Fonds vert: les pétrolières auraient menti sur leur niveau de rentabilité

Lors d’une séance de la Commission parlementaire de l’économie et du travail, deux représentants de l’industrie ont affirmé que la somme annuelle de 200 millions que veut leur facturer le gouvernement Charest représente 1,3 ¢ par litre.
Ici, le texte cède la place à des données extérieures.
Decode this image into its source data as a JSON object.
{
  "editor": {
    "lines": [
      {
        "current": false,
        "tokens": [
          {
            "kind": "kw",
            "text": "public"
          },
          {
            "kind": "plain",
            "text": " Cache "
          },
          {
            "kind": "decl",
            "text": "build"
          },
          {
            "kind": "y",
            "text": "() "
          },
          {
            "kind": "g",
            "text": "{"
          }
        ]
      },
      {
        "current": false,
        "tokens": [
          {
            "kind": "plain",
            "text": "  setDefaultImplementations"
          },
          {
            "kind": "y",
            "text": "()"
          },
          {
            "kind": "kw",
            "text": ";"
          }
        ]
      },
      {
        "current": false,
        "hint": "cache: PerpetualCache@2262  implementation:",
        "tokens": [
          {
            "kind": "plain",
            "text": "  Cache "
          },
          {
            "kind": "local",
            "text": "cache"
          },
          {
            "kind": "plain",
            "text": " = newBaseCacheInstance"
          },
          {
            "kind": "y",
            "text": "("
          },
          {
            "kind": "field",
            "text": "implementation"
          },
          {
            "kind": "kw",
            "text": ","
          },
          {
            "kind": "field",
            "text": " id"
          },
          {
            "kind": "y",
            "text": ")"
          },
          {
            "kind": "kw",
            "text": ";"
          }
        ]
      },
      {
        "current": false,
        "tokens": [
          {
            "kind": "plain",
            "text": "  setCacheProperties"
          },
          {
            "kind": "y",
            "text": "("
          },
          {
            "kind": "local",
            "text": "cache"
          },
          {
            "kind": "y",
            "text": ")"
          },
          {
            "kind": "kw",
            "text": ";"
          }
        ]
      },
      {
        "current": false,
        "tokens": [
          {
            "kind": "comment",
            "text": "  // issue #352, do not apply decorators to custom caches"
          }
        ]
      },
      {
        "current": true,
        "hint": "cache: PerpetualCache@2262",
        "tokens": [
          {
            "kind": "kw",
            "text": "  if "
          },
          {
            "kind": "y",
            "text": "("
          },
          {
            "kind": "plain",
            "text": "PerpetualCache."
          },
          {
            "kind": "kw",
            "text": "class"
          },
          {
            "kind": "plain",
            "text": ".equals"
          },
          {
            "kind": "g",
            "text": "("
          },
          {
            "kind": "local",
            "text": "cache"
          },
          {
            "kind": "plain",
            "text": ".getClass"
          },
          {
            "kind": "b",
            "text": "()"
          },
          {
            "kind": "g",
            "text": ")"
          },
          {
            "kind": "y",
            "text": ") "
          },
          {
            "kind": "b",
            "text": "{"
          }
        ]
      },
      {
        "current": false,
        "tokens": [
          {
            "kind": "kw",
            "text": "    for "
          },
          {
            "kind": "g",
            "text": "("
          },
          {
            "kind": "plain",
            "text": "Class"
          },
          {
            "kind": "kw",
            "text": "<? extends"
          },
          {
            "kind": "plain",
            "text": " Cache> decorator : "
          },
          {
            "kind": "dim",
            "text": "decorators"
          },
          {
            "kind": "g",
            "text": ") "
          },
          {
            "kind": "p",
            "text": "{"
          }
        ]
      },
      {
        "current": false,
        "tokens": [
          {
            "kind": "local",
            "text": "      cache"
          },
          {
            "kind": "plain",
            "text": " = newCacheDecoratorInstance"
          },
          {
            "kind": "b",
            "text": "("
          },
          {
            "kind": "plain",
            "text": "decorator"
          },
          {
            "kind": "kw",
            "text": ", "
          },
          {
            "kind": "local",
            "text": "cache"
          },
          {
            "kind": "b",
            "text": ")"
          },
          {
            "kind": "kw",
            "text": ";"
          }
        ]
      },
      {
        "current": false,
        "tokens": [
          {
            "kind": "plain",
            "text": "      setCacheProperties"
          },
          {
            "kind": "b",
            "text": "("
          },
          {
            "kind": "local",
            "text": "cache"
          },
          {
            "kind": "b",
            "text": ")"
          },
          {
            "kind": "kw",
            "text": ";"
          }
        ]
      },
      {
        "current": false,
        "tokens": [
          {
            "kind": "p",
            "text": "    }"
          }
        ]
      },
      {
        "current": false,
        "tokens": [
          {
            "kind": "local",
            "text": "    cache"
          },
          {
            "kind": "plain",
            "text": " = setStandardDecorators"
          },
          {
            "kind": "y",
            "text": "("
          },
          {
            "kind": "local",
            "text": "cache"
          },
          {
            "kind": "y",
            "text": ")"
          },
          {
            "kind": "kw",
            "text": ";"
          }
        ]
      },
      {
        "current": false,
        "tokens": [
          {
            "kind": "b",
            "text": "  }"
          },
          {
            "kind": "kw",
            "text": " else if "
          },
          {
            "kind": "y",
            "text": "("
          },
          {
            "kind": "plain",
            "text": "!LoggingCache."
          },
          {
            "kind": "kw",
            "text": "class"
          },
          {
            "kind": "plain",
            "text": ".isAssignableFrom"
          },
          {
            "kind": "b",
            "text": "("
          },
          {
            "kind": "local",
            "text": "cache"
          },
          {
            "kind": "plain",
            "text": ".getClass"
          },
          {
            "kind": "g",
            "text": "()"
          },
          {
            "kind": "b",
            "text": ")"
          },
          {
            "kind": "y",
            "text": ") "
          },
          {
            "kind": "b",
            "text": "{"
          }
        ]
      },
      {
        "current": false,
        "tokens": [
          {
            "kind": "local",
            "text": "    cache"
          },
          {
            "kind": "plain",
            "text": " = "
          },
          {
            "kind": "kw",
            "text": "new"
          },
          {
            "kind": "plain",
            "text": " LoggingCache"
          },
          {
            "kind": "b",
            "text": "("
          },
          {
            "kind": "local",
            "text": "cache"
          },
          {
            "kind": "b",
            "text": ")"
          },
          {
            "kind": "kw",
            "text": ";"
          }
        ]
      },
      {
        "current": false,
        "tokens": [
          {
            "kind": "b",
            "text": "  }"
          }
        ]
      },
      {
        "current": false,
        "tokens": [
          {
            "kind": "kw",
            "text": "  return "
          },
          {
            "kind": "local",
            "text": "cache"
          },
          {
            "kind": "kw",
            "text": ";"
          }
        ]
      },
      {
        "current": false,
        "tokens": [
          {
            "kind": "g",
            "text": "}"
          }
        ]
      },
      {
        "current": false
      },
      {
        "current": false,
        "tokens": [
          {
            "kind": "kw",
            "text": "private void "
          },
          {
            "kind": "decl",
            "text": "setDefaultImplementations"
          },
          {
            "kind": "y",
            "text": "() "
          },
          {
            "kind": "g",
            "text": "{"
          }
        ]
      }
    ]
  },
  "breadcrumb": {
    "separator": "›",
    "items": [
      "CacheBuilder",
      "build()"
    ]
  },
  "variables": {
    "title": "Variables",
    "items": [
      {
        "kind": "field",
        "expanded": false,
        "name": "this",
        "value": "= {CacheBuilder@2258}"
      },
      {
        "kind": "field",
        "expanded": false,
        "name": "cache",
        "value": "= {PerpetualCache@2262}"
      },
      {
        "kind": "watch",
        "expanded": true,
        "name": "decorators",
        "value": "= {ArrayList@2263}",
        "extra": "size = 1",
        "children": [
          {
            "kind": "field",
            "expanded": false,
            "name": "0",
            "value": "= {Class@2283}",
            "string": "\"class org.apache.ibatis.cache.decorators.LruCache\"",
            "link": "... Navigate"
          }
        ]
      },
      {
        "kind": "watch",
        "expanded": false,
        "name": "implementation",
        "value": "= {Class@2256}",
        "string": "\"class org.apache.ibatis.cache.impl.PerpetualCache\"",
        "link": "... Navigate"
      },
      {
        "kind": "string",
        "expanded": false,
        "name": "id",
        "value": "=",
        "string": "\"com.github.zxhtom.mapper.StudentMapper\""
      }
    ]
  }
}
Or la
Photo: Agence Reuters Lors d’une séance de la Commission parlementaire de l’économie et du travail, deux représentants de l’industrie ont affirmé que la somme annuelle de 200 millions que veut leur facturer le gouvernement Charest représente 1,3 ¢ par litre. Or la

La marge de profit net de l'industrie pétrolière dépasse largement celle de 1,24 ¢ le litre qu'elle a présentée au ministre des Ressources naturelles lors d'une commission parlementaire en novembre, estime un observateur aguerri du secteur.
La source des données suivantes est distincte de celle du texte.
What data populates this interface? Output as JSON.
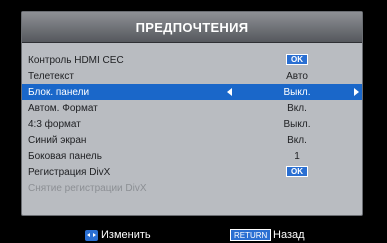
{
  "menu": {
    "title": "ПРЕДПОЧТЕНИЯ",
    "items": [
      {
        "label": "Контроль HDMI CEC",
        "value": "OK",
        "type": "button"
      },
      {
        "label": "Телетекст",
        "value": "Авто",
        "type": "value"
      },
      {
        "label": "Блок. панели",
        "value": "Выкл.",
        "type": "selector",
        "selected": true
      },
      {
        "label": "Автом. Формат",
        "value": "Вкл.",
        "type": "value"
      },
      {
        "label": "4:3 формат",
        "value": "Выкл.",
        "type": "value"
      },
      {
        "label": "Синий экран",
        "value": "Вкл.",
        "type": "value"
      },
      {
        "label": "Боковая панель",
        "value": "1",
        "type": "value"
      },
      {
        "label": "Регистрация DivX",
        "value": "OK",
        "type": "button"
      },
      {
        "label": "Снятие регистрации DivX",
        "value": "",
        "type": "disabled"
      }
    ]
  },
  "footer": {
    "change_label": "Изменить",
    "return_key": "RETURN",
    "back_label": "Назад"
  },
  "colors": {
    "panel": "#b9bcc1",
    "selection": "#1a67c9",
    "accent_blue": "#2a6fd2"
  },
  "icons": {
    "nav": "left-right-arrows-icon"
  }
}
Le niveau de rentabilité des pétrolières, dont le passage à Québec portait sur le fonds vert de 1,2 milliard que veut constituer le gouvernement à même leurs coffres, est plutôt de deux à quatre fois plus élevé, selon Frédéric Quintal, un des principaux pourfendeurs de l'industrie.
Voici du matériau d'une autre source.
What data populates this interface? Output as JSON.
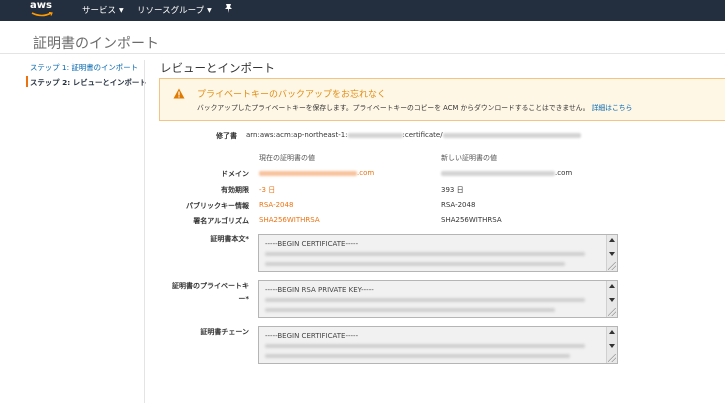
{
  "nav": {
    "logo": "aws",
    "services": "サービス",
    "resource_groups": "リソースグループ"
  },
  "page_title": "証明書のインポート",
  "steps": {
    "step1": "ステップ 1: 証明書のインポート",
    "step2": "ステップ 2: レビューとインポート"
  },
  "section_title": "レビューとインポート",
  "alert": {
    "title": "プライベートキーのバックアップをお忘れなく",
    "body": "バックアップしたプライベートキーを保存します。プライベートキーのコピーを ACM からダウンロードすることはできません。",
    "link": "詳細はこちら"
  },
  "review": {
    "modify_label": "修了書",
    "arn_prefix": "arn:aws:acm:ap-northeast-1:",
    "arn_mid": ":certificate/",
    "current_header": "現在の証明書の値",
    "new_header": "新しい証明書の値",
    "domain_label": "ドメイン",
    "domain_current_suffix": ".com",
    "domain_new_suffix": ".com",
    "expiry_label": "有効期限",
    "expiry_current": "-3 日",
    "expiry_new": "393 日",
    "pubkey_label": "パブリックキー情報",
    "pubkey_current": "RSA-2048",
    "pubkey_new": "RSA-2048",
    "sigalg_label": "署名アルゴリズム",
    "sigalg_current": "SHA256WITHRSA",
    "sigalg_new": "SHA256WITHRSA"
  },
  "fields": {
    "cert_body_label": "証明書本文*",
    "cert_body_value": "-----BEGIN CERTIFICATE-----",
    "private_key_label_1": "証明書のプライベートキ",
    "private_key_label_2": "ー*",
    "private_key_value": "-----BEGIN RSA PRIVATE KEY-----",
    "chain_label": "証明書チェーン",
    "chain_value": "-----BEGIN CERTIFICATE-----"
  },
  "colors": {
    "nav_bg": "#232f3e",
    "accent_orange": "#ec7211",
    "link_blue": "#0066b1",
    "alert_bg": "#fff7e6"
  }
}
Lors d'une séance de la Commission parlementaire de l'économie et du travail, le 29 novembre dernier, deux représentants de l'industrie ont affirmé que la somme annuelle de 200 millions que veut leur facturer le gouvernement Charest représente 1,3 ¢ par litre. Or la marge de profit net de l'industrie, ont-ils ajouté, ne se situe qu'à 1,24 ¢ le litre.

En désaccord avec cette affirmation, M. Quintal dit avoir retenu l'avis de «quatre sources reconnues du secteur pétrolier nord-américain», dont il présentera les conclusions ce matin lors d'une conférence de presse.

Le passage en commission parlementaire des deux représentants de l'Institut canadien des produits pétroliers (ICPP), Carol Montreuil et Alain Perez, avait duré moins d'une heure et portait essentiellement sur la présentation du mémoire de l'ICPP. À la lecture de la transcription des discussions, auxquelles participent le ministre Pierre Corbeil et la critique du PQ en matière d'énergie, Rita Dionne-Marsolais, il appert qu'à aucun moment les deux hommes ont été obligés d'expliquer la base de leurs calculs.

Quel mécanisme?

Le gouvernement Charest a dévoilé son plan d'efficacité énergétique en juin dernier, mais l'incertitude plane toujours quant au mécanisme de financement qui sera institué afin de bâtir la réserve annuelle de 200 millions pendant six ans.

Pour y parvenir, Québec compte aussi s'adresser aux sociétés spécialisées dans le gaz naturel.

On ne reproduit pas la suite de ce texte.